The popular tourist attraction, originally located near Kohl's Ranch, was destroyed by the tragic Dude Fire in 1990. The famous Western novelist, who wrote more than 60 books, spent each fall at the cabin during the 1920s.
Grey set 24 of his books in Arizona and half of those in the Rim country. Among the novelist's works are "Riders of the Purple Sage," "Call of the Canyon," "To the Last Man," "Vanishing American," and "Wildfire."
"Enamored with the Rim's rugged environment, Zane was certain that it was also rich in history that would provide many plots for his novels," Beth Counseller, one of the original cabin's caretakers, wrote in "The Story of the Zane Grey Cabin."
"When he came here, he was interviewing and visiting with people who actually settled the area," Counseller said. "The old-timers were here to spin stories for him and explain, because they knew firsthand what the old adage meant -- that ‘Arizona ain't for amateurs.' This was a wild and wooly place, and Zane Grey learned that right from the people who experienced it."
Dick Wolfe, a former Payson town councilor, is president of the Zane Grey Cabin Foundation, the group that rebuilt the cabin.
"It's ... an exact replica of that cabin ... and it ... houses genuine artifacts from Zane Grey and his era, and the whole building itself will be an exhibit," Wolfe said. "We spent hours and hours with magnifying glasses looking at photos from Beth Counseller's files," Wolfe said. "I feel confident that it's a good replication."
In the town's early days, Main Street was a dusty thoroughfare with saloons, hotels, boarding houses, livery stables, a blacksmith shop and a sawmill.
Steeped in the legend and lore of the Old West, Payson's historic Main Street is increasingly popular as a tourist destination.
Here are some of the highlights:
Green Valley Park
The 45-acre park at the west end of Main Street features three lakes that use reclaimed water, in the form of high-quality effluent from the Northern Gila County Sanitary District, to replenish the ground water supply. Part of the Arizona Game and Fish Department's urban fishing program, the three lakes are stocked with rainbow trout from October to May.
Picnic ramadas and a grassy amphitheater, where town-sponsored concerts and other events are held, complete the park.
Rim Country Museum
Surrounded by lakes and rolling hills, this three-building, two-story facility at Green Valley Park includes the first forest ranger station in Payson and a replica of the historic Herron Hotel -- known as the Payson Hilton until it burned in 1918.
Admission to the Rim Country Museum is $3 for adults, $2.50 for seniors 55 and over, $2 for students 12-17, and free for children 11 and under. The museum is open from noon to 4 p.m. Wednesday through Sunday.
Museum of Rim Country Archeology
The Rim country's newest museum, commonly referred to as MRCA, opened two years ago.

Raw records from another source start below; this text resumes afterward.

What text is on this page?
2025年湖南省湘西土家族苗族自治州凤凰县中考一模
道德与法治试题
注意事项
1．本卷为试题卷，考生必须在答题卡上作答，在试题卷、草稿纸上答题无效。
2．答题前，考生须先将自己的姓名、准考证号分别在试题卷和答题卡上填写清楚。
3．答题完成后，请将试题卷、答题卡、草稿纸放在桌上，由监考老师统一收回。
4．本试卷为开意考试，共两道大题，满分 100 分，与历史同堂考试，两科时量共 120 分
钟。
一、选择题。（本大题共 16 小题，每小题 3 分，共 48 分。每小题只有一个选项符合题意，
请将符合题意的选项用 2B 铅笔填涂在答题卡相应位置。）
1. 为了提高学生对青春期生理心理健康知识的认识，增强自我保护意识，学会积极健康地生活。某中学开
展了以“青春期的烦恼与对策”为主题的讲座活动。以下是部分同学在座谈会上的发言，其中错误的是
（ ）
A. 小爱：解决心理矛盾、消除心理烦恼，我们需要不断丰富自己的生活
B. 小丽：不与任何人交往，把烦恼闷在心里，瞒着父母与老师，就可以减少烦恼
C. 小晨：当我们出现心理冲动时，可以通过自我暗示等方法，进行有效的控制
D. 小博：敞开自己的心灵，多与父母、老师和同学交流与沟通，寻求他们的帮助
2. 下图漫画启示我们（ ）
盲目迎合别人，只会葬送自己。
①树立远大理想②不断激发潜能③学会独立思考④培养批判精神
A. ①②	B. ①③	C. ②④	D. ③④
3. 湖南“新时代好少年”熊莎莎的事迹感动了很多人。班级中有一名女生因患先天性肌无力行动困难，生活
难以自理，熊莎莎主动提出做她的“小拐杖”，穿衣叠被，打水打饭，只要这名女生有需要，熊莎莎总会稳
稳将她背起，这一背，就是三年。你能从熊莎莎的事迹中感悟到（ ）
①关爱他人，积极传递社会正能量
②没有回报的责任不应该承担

Located at the Payson Womans Club in the space previously occupied by the old public library, MRCA houses artifacts primarily from two prehistoric sites, Risser Ranch Ruins and Q Ranch. It features educational displays and such artifacts as ceramics and pottery, beads, arrowheads and stone tools.
MRCA is open from noon to 4 p.m. Wednesday through Sunday. Admission is $2.50 for adults, $2 for seniors and $1 for students.
Main Street Walking Tour
While you can do Main Street on your own, another option is a Main Street Walking Tour that features vivid descriptions of historic sites written by former town historian Stan Brown.
The walking tour, which has become a regular Main Street attraction, incorporates a site-by-site guidebook written by Brown. The guidebooks can be picked up at the chamber office or the Rim Country Museum.
Visitors will find the tour even more informative with the recent installation of 23 plaques on or at the site of some the oldest structures.